Hey guys im making a Python Webcrawler at the Moment. So i have a link, which last chars are: "search?q=" and after that im using my wordlist which i have loaded before into a list. But when i try to open that with : urllib2.urlopen(url) it throws me an Error (urlopen error no host given) . But when i open that link with urllib normally (so typing the word which is normally automatic pasted in) it just works fine. So can you tell me why this is happening?

Thanks and regards

Full error:

  File "C:/Users/David/PycharmProjects/GetAppResults/main.py", line 61, in <module>
    getResults()
  File "C:/Users/David/PycharmProjects/GetAppResults/main.py", line 40, in getResults
    usock = urllib2.urlopen(url)
  File "C:\Python27\lib\urllib2.py", line 127, in urlopen
    return _opener.open(url, data, timeout)
  File "C:\Python27\lib\urllib2.py", line 402, in open
    req = meth(req)
  File "C:\Python27\lib\urllib2.py", line 1113, in do_request_
    raise URLError('no host given')
urllib2.URLError: <urlopen error no host given>

Code:

with open(filePath, "r") as ins:
    wordList = []
    for line in ins:
        wordList.append(line)

def getResults():
packageID = ""
count = 0
word = "Test"
for x in wordList:
    word = x;
    print word
    url = 'http://www.example.com/search?q=' + word
    usock = urllib2.urlopen(url)
    page_source = usock.read()
    usock.close()
    print page_source
    startSequence = "data-docid=\""
    endSequence = "\""
    while page_source.find(startSequence) != -1:
        start = page_source.find(startSequence) + len(startSequence)
        end = page_source.find(endSequence, start)
        print str(start);
        print str(end);
        link = page_source[start:end]
        print link
        if link:
            if not link in packageID:
                packageID += link + "\r\n"
                print packageID
        page_source = page_source[end + len(endSequence):]
count+=1

So when i print the string word it outputs the correct word from the wordlist

2 Answers2

0

I solved the Problem. I simply using now the urrlib instead of urllib2 and anything works fine thank you all :)

-1

Note that urlopen() returns a response, not a request.

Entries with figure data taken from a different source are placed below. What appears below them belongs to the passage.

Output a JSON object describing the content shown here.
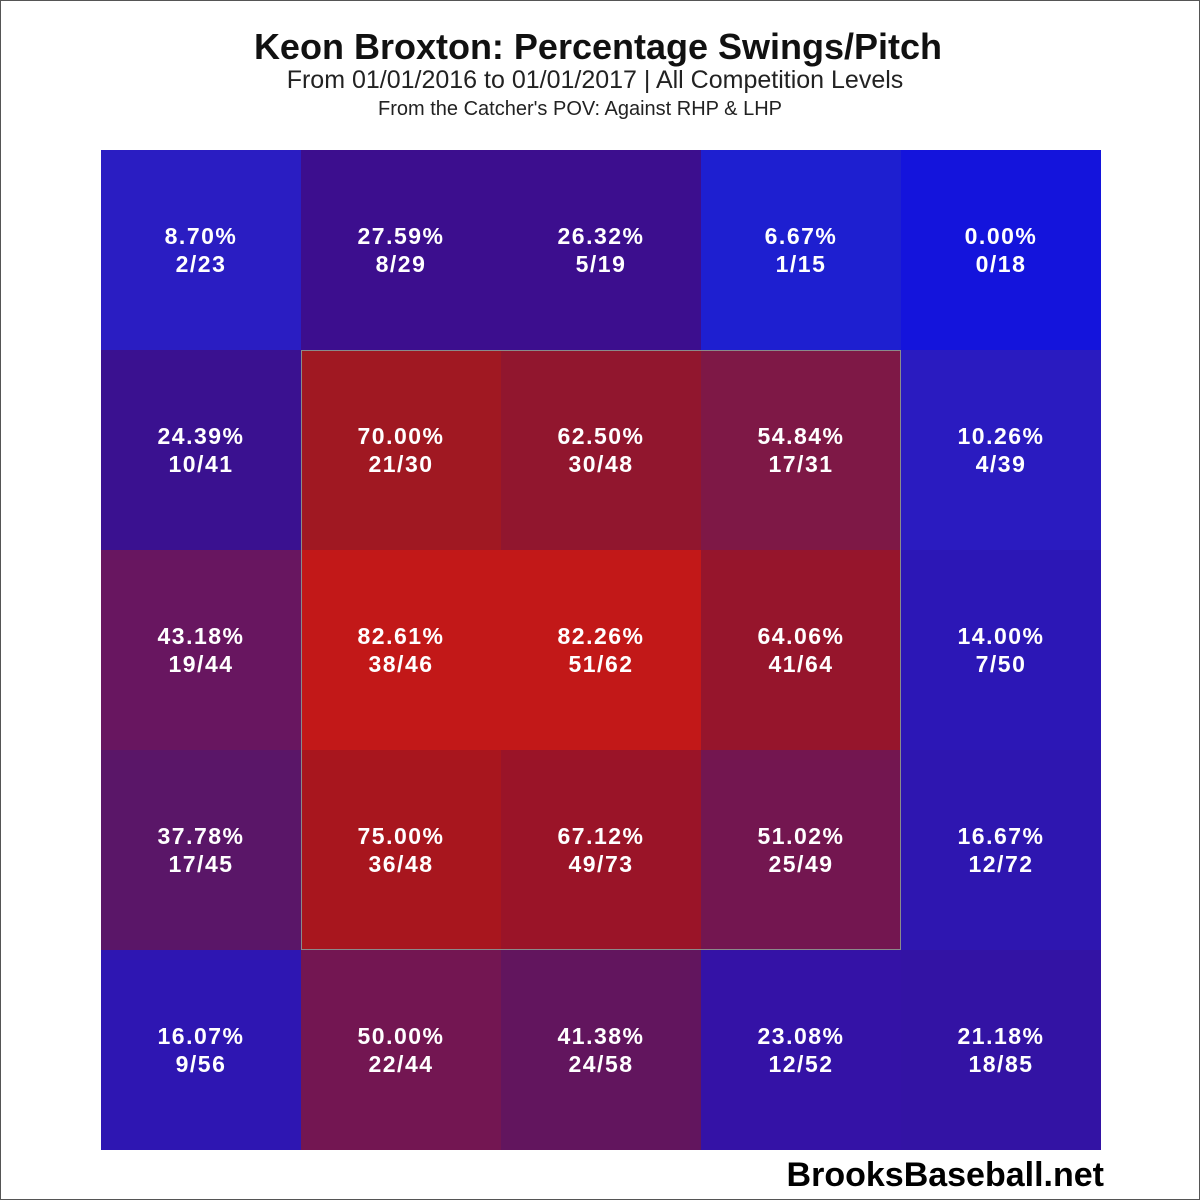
{
  "chart_data": {
    "type": "heatmap",
    "title": "Keon Broxton: Percentage Swings/Pitch",
    "subtitle": "From 01/01/2016 to 01/01/2017 | All Competition Levels",
    "subtitle2": "From the Catcher's POV:   Against RHP & LHP",
    "rows": 5,
    "cols": 5,
    "strike_zone": {
      "rows": [
        1,
        3
      ],
      "cols": [
        1,
        3
      ]
    },
    "cells": [
      [
        {
          "pct": "8.70%",
          "frac": "2/23",
          "value": 8.7,
          "color": "#2a1dc2"
        },
        {
          "pct": "27.59%",
          "frac": "8/29",
          "value": 27.59,
          "color": "#3c0e8e"
        },
        {
          "pct": "26.32%",
          "frac": "5/19",
          "value": 26.32,
          "color": "#3c0e8e"
        },
        {
          "pct": "6.67%",
          "frac": "1/15",
          "value": 6.67,
          "color": "#1e1fd0"
        },
        {
          "pct": "0.00%",
          "frac": "0/18",
          "value": 0.0,
          "color": "#1414dc"
        }
      ],
      [
        {
          "pct": "24.39%",
          "frac": "10/41",
          "value": 24.39,
          "color": "#3a1190"
        },
        {
          "pct": "70.00%",
          "frac": "21/30",
          "value": 70.0,
          "color": "#a01822"
        },
        {
          "pct": "62.50%",
          "frac": "30/48",
          "value": 62.5,
          "color": "#91162e"
        },
        {
          "pct": "54.84%",
          "frac": "17/31",
          "value": 54.84,
          "color": "#7e1846"
        },
        {
          "pct": "10.26%",
          "frac": "4/39",
          "value": 10.26,
          "color": "#2a1bc0"
        }
      ],
      [
        {
          "pct": "43.18%",
          "frac": "19/44",
          "value": 43.18,
          "color": "#681660"
        },
        {
          "pct": "82.61%",
          "frac": "38/46",
          "value": 82.61,
          "color": "#c21818"
        },
        {
          "pct": "82.26%",
          "frac": "51/62",
          "value": 82.26,
          "color": "#c21818"
        },
        {
          "pct": "64.06%",
          "frac": "41/64",
          "value": 64.06,
          "color": "#96152c"
        },
        {
          "pct": "14.00%",
          "frac": "7/50",
          "value": 14.0,
          "color": "#2c17b6"
        }
      ],
      [
        {
          "pct": "37.78%",
          "frac": "17/45",
          "value": 37.78,
          "color": "#5a1668"
        },
        {
          "pct": "75.00%",
          "frac": "36/48",
          "value": 75.0,
          "color": "#a8161e"
        },
        {
          "pct": "67.12%",
          "frac": "49/73",
          "value": 67.12,
          "color": "#9a1428"
        },
        {
          "pct": "51.02%",
          "frac": "25/49",
          "value": 51.02,
          "color": "#731650"
        },
        {
          "pct": "16.67%",
          "frac": "12/72",
          "value": 16.67,
          "color": "#2e16b0"
        }
      ],
      [
        {
          "pct": "16.07%",
          "frac": "9/56",
          "value": 16.07,
          "color": "#2e16b2"
        },
        {
          "pct": "50.00%",
          "frac": "22/44",
          "value": 50.0,
          "color": "#731652"
        },
        {
          "pct": "41.38%",
          "frac": "24/58",
          "value": 41.38,
          "color": "#62155e"
        },
        {
          "pct": "23.08%",
          "frac": "12/52",
          "value": 23.08,
          "color": "#3412a6"
        },
        {
          "pct": "21.18%",
          "frac": "18/85",
          "value": 21.18,
          "color": "#3313a4"
        }
      ]
    ]
  },
  "watermark": "BrooksBaseball.net"
}
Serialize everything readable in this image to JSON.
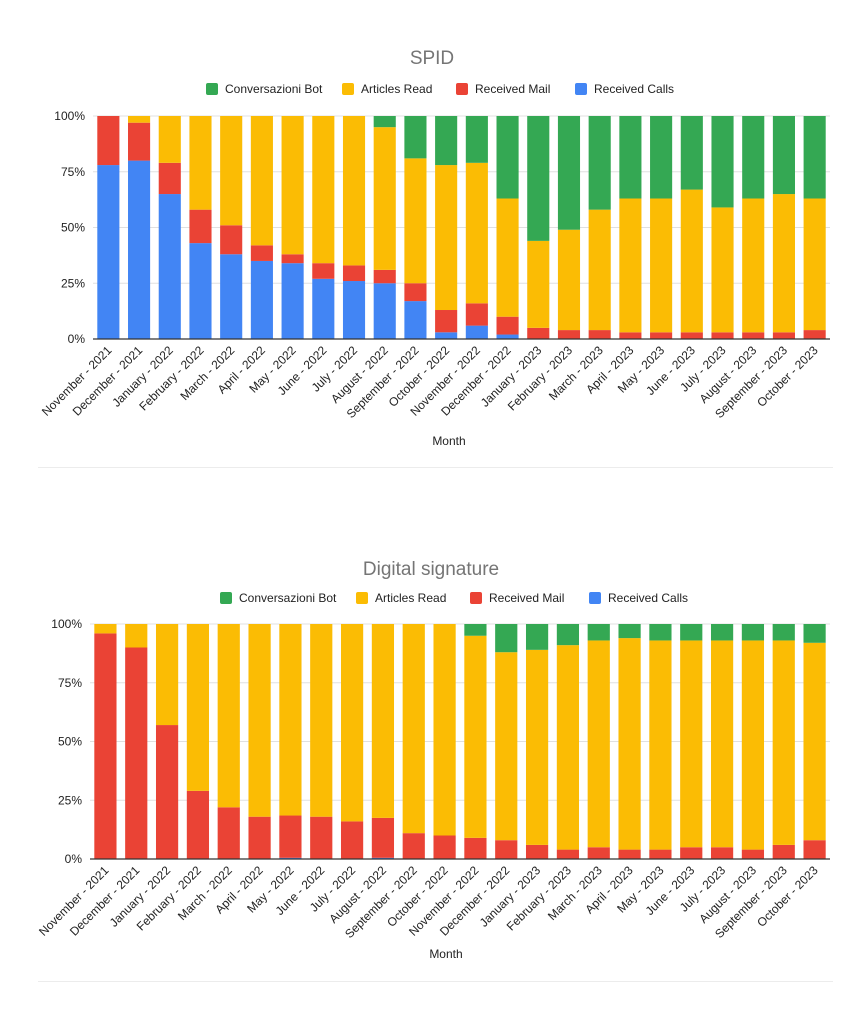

You may have a broken proxy configuration; verify that your proxies are working:

print(urllib.request.getproxies())

or bypass proxy support altogether with:

url = urllib.request.urlopen(
    "http://www.example.com/search?q="+text_to_check
    proxies={})

Sample way to combining URL with word from Wordlist. It combines the list words to get the images from the url and downloads it. Loop it around to access the whole list you have.

import urllib
import re
print "The URL crawler starts.."

mylist =["http://www.ebay","https://www.npmjs.org/"]
wordlist = [".com","asss"]

x = 1
urlcontent = urllib.urlopen(mylist[0]+wordlist[0]).read()
imgUrls = re.findall('img .*?src="(.*?)"',urlcontent)

for imgUrl in imgUrls:
    img = imgUrl
    print img
    urllib.urlretrieve(img,str(x)+".jpg")
    x= x + 1

Hope this helps, else post your code and error logs.